By Mr. Birendra Khati
Kathmandu is a city located in the heart of Nepal, the home of Everest. The city is bustling with life and you find people roaming around at all times of the day. The summers are pleasant but the winters are extremely cold here. The city, like all other metropolitan cities, suffers from universal traffic problems. At the peak hour, the city is drowned by the noise of the honks of the vehicles. Amidst this chaos, one can still come to terms with peace and tranquillity in this realm of Lord Pashupati, the Lord of all Pashus or animals, who resides in the temple nearby. The temple serves as an oasis in the vast desert of troubles of life, providing much needed relief to all the suffering souls from time immemorial.
The atmosphere of the temple is serene-abound with devotion. Just behind the temple, river Baghmati flows calmly, getting sanctified by passing through the premises of the Lord. The river is construed as the one absorbing all sorrows and sufferings of those who come by it, and rejuvenate their souls with infinite cosmic energy. The Ghats of the river serve as a crematorium for the ones who have departed to the eternal abode of Pashupati. On any day, you would find funeral pyres lit and people mourning the loss of their loved ones. The divine fire of the pyre returns all the elements of the deceased’s body to Mother Nature, eventually returning everything to the soil. This recycling process continues everyday; so does the cycle of births and deaths.
In the evenings, an Aarti is performed on the Ghats of the river. This ceremony is performed to express gratitude to the benevolent river. Though this event takes place every day, each day gives a unique feeling- watching the resplendence of lamps merge in the picturesque background of the river and the sun rays. The locals participate in the event with full enthusiasm. On special occasions, a classical dance performance is organized for the enjoyment of the audience. I was blessed with one such performance. It was the month of the November and weather was chilling cold. After offering obeisance at the feet of the Lord, I hurried to the back of the temple to inquire about the source of music. As I reached the Ghats, I saw at least three pyres lit. The fire was clearly visible under the darkness of the night. Just at a distance of a few meters from one of the pyre and on the opposite bank, a female artist was performing a classical dance. There was no stage per se. The seating arrangement on the banks was in the form of flat rocks similar to the arrangement in the sports stadium, descending at regular intervals. You would have to climb down these giant steps to reach the river. The artist danced on one of these flat rocks to the music of the drums provided by the other artist nearby.

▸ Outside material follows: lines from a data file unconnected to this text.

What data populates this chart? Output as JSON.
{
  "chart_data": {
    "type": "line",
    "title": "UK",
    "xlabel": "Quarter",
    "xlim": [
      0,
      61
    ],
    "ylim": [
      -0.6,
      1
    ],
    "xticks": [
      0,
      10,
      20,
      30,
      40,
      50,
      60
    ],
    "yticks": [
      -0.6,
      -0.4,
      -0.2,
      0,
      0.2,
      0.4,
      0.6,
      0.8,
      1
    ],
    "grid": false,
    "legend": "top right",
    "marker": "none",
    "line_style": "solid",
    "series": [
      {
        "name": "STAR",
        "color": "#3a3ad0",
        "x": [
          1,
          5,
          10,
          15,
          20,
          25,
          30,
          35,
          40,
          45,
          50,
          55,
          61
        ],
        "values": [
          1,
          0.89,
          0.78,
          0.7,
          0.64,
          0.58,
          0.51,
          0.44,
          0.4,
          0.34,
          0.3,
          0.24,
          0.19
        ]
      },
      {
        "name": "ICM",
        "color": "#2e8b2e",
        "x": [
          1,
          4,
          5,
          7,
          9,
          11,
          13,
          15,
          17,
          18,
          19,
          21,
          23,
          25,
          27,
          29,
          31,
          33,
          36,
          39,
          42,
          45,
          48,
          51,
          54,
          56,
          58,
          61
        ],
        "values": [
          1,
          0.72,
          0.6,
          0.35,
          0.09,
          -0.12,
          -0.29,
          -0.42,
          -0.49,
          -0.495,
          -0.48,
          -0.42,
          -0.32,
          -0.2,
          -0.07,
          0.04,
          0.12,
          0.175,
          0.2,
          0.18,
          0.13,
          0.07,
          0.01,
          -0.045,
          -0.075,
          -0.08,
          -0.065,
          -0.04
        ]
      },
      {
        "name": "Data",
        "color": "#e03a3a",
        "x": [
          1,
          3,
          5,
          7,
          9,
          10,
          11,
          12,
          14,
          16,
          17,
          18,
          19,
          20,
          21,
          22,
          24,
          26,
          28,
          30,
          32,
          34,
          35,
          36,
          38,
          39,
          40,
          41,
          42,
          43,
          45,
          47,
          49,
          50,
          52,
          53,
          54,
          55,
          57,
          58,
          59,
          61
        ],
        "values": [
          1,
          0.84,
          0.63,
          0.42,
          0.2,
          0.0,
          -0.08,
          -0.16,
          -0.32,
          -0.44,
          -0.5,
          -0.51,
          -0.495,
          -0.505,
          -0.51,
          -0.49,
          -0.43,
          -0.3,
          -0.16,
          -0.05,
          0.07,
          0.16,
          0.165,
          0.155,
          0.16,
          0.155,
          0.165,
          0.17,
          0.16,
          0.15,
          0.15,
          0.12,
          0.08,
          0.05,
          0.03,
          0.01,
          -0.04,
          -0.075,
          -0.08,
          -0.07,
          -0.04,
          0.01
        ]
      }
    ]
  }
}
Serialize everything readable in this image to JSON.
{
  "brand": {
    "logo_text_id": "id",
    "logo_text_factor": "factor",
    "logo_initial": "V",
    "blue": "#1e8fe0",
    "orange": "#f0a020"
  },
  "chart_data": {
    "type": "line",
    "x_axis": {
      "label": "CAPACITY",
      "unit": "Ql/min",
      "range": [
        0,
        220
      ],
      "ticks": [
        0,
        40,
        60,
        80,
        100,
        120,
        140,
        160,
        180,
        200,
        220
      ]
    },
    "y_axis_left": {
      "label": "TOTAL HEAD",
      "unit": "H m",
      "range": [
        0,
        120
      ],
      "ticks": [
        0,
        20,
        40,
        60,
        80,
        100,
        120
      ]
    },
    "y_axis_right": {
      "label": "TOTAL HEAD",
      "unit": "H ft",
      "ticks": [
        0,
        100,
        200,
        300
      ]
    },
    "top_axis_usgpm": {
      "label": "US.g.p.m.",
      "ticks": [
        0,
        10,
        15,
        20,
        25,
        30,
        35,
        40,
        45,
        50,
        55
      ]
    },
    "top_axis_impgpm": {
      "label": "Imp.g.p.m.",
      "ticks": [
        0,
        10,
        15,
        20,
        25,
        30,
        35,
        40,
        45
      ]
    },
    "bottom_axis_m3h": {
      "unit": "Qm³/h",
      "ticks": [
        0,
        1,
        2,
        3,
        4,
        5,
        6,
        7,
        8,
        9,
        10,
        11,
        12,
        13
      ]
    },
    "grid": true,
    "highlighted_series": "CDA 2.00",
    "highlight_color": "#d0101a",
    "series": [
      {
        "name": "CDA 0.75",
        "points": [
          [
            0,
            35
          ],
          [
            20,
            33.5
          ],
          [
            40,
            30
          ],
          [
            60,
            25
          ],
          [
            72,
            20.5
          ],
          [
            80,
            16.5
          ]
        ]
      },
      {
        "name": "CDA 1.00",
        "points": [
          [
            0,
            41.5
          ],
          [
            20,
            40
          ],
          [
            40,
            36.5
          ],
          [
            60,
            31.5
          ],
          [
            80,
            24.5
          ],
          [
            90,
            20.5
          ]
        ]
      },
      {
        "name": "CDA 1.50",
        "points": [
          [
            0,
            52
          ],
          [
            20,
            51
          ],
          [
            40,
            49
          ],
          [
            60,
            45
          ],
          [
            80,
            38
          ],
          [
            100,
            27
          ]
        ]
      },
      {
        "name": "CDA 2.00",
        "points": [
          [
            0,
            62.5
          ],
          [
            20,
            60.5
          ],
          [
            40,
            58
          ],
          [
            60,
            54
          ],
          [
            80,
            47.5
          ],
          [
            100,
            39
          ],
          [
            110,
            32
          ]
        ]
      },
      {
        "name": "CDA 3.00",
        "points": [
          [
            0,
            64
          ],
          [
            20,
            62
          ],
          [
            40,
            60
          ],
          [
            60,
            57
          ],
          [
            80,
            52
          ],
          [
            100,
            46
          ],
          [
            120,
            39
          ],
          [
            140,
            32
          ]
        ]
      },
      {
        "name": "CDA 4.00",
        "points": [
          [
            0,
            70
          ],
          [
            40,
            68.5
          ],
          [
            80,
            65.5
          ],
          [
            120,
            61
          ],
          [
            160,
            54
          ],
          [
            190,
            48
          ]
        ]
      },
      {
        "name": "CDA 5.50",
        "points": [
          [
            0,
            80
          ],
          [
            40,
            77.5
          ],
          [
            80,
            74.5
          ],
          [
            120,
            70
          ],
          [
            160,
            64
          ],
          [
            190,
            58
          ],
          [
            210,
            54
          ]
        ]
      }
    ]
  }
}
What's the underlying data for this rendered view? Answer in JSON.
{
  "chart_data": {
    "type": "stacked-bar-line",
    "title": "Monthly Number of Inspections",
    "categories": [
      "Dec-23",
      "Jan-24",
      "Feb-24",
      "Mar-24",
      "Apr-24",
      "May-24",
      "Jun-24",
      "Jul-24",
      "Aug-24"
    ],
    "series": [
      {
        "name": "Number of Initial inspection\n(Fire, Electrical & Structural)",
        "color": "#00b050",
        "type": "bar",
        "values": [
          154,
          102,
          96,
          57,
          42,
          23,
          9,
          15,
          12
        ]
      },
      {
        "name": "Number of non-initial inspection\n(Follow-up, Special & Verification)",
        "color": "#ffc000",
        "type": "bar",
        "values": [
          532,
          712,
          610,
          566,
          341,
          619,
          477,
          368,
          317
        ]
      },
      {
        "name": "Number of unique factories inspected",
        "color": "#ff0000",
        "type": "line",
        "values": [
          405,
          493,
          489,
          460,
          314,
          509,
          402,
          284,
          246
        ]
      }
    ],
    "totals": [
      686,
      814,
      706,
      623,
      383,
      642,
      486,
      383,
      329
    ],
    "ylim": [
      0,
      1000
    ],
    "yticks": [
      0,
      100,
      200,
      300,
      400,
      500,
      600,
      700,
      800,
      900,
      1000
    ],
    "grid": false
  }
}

While attending the dance show, initially I could not concentrate on the performance owing to the mourning taking place simultaneously in the crematorium, which was adjacent to the dance venue. I was surprised at how the dancer was unaffected by all the wailing and the burning pyres. Her performance was untouched by the grief of the relatives of the deceased. The dancer continued to perform with a poise that was out of this world. She appeared to be present in a world of her own while presenting her dance moves aesthetically to the beats of the drum.
To have a better view of the performance, I just moved a few steps away from the pyre and towards the music. There was a small crowd of around hundred people, with their eyes glued to the artist. The dancer’s gentle movements, beautiful facial expressions, and rhythmic steps combined with the sweet music of drums captivated the hearts of the audience. The dancer carried the audience to the celestial sphere through her performance. The audience was completely spellbound and unaware of anything else in the world. The time happened to freeze for those few moments, as if Lord Pashupati himself was performing the cosmic dance of creation. Only after the performance ended did we realize that we were back to this world.
On my way back home, I was wondering deep in thoughts of how contrasting the beautiful dance performance was with the grief of the people mourning just beside the river, where the performance was organized. It is an irony that extreme joy and extreme sorrow can coexist at the same place at the same time. Unaware of where we have come from or where we go, we dance to the tunes of our destiny till our last breath without any control. Compared to the billions of years of evolution in the planet, our existence is actually a speck of dust in the large cosmos. Still, most human beings are preoccupied with the thoughts of the material world built around themselves. They are lost in the maze of materialism and the never ending pursuit of maximizing ‘wealth’, which in fact cannot lead to a permanent blissful state. As even when millions of desires are met by this wealth, a million more are waiting in the pipeline to be fulfilled. The complete journey feels like a never ending dream. All questions pertaining to the whereabouts of the traveller and his destination look like a mystery. And this eternal mystery finds its answer in the cosmic play of Lord Pashupati where many parallel worlds peacefully coexist simultaneously, highlighting the temporary nature of existence.